Incentivizing De-consolidation
Tax-free spinoffs of subsidiary shares could encourage the de-consolidation of the financial sector, creating new, independent entities. Equity tax credits, modeled after the UK’s successful Enterprise Investment Scheme, could catalyze regional investment and support the formation of innovative companies.
Unlocking Capital for Intangible Assets
Flow-through shares, championed by figures like Mark Carney, could unlock fresh capital streams for the intangible sector, incentivizing investment in intellectual property and technology.
Did you know? The UK’s Enterprise Investment Scheme has been credited with fostering a thriving ecosystem of early-stage investment and driving significant economic growth.
Promoting Regional Investment
Targeted incentives and regulatory changes can encourage investment in underserved regions, fostering a more geographically diverse innovation ecosystem.

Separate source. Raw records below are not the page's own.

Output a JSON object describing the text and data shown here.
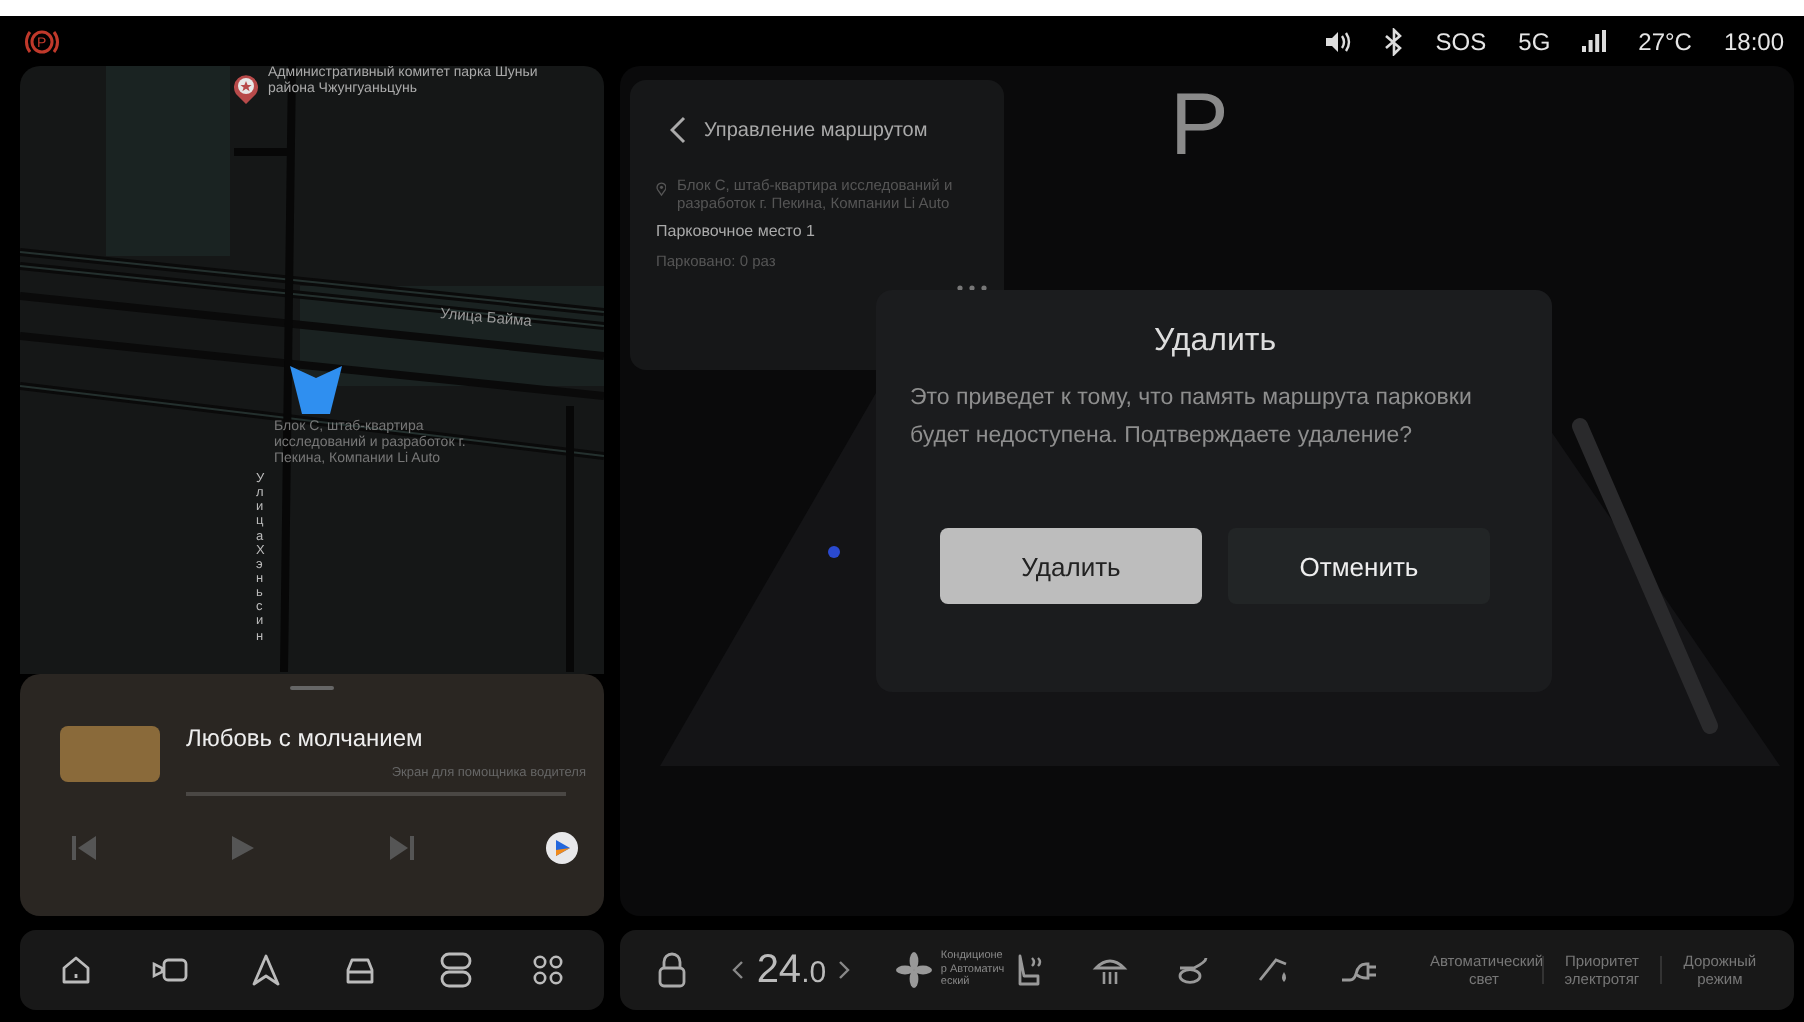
{
  "status_bar": {
    "brake_symbol": "P",
    "items": [
      "SOS",
      "5G",
      "27°C",
      "18:00"
    ]
  },
  "map": {
    "poi": "Административный комитет парка Шуньи района Чжунгуаньцунь",
    "street_horizontal": "Улица Байма",
    "street_vertical": "УлицаХэньсин",
    "location": "Блок С, штаб-квартира исследований и разработок г. Пекина, Компании Li Auto"
  },
  "media": {
    "title": "Любовь с молчанием",
    "subtitle": "Экран для помощника водителя"
  },
  "route_card": {
    "title": "Управление маршрутом",
    "address": "Блок С, штаб-квартира исследований и разработок г. Пекина, Компании Li Auto",
    "slot": "Парковочное место 1",
    "parked": "Парковано: 0 раз"
  },
  "gear": "P",
  "dialog": {
    "title": "Удалить",
    "message": "Это приведет к тому, что память маршрута парковки будет недоступена. Подтверждаете удаление?",
    "buttons": [
      {
        "label": "Удалить",
        "kind": "primary"
      },
      {
        "label": "Отменить",
        "kind": "secondary"
      }
    ]
  },
  "climate": {
    "temperature": "24",
    "temperature_decimal": ".0",
    "fan_label": "Кондиционер Автоматический",
    "quick": [
      {
        "label": "Автоматический свет"
      },
      {
        "label": "Приоритет электротяг"
      },
      {
        "label": "Дорожный режим"
      }
    ]
  }
}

The Stakes are High: A Crossroads for Canada’s Economy
Canada’s economy isn’t destined to decline, but it is at a crossroads. The current trajectory – a shrinking public market, a lack of investment in intangible assets, and a dominance of a few large institutions – is unsustainable. Rebalancing our financial system requires bold and creative solutions. It’s not about undermining the strengths of our banks, but about ensuring that entrepreneurs, investors, and innovators across the country have access to the capital they need to thrive.
Frequently Asked Questions
Q: What is the role of venture capital in addressing this issue?
A: Venture capital is crucial, but it’s not a complete solution. While VC funding can support early-stage companies, the lack of robust public markets limits opportunities for growth and liquidity.
Q: Are there any international examples of successful capital market reforms?
A: The UK’s Enterprise Investment Scheme and regulatory reforms in Australia offer valuable lessons for Canada. These initiatives demonstrate the power of targeted incentives and a commitment to fostering competition.
Q: What can individual investors do to support Canadian innovation?
A: Advocate for policy changes that promote competition and investment in Canadian companies. Consider investing in Canadian ETFs that focus on innovation and technology, and support crowdfunding campaigns for promising startups.
Q: How long will it take to see meaningful change?
A: Meaningful change will require sustained effort and a long-term commitment from policymakers. However, implementing targeted incentives and regulatory reforms can begin to yield positive results within a few years.